With the SEC last year formally acknowledging that companies can communicate news legitimately via Twitter (as long as investors are alerted of it), Twitter has become an increasingly central part of the conversation around how different businesses and industries are progressing.
But for those of us who have already been using Twitter as a news source, it’s surprising that it’s taken this long for the financial industry to come around to figuring out how to do this more formally. Thomson Reuters itself acknowledges that some “50% of quantitative firms are now using machine readable news feeds,” citing research from the Aite Group. But as with other examples in the big data space, in many cases a lot of that data is not easily usable for non-technical people — traders being the specific people in question here.

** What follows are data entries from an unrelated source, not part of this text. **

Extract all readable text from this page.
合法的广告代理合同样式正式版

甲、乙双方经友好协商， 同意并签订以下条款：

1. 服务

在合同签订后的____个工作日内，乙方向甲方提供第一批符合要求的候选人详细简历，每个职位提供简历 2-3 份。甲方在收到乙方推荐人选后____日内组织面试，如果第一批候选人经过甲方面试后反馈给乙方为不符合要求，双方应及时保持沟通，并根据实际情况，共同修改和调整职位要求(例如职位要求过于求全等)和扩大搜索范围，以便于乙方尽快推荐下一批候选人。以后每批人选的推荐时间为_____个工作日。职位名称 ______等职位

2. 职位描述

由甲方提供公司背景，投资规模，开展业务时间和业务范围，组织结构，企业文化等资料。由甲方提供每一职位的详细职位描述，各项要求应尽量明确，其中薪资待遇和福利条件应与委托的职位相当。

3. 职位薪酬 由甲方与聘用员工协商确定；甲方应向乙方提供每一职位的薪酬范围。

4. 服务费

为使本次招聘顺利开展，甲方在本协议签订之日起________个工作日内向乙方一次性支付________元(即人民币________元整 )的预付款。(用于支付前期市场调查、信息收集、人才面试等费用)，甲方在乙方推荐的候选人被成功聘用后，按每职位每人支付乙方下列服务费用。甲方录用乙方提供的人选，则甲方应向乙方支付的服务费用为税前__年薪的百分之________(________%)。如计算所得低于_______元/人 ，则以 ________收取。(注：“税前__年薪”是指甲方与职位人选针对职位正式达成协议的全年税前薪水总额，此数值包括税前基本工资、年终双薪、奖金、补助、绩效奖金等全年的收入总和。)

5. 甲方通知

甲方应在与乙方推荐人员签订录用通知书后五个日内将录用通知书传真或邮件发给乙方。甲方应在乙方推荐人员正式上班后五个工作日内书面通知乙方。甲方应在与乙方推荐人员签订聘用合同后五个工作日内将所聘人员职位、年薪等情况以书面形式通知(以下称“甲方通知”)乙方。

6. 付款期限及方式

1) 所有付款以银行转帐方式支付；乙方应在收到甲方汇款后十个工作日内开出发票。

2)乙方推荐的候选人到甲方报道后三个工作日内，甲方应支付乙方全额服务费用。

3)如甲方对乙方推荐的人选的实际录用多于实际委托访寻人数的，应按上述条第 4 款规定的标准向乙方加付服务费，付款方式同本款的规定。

“Behavioral finance is an area of increasing interest in financial markets. However it has been difficult for human traders to keep pace due to the sheer volume and detail of data and the need to interpret it and spot trends immediately,” said Philip Brittan, chief technology officer and global head of platform for Financial and Risk, Thomson Reuters, in a statement. “With the addition of this sentiment data to Eikon we are combining our unique content and insight with innovative visualization and analytics tools. This is really just the tip of the iceberg in terms of what we plan to do to turn qualitative, unstructured text into quantitative and actionable insight for our customers.”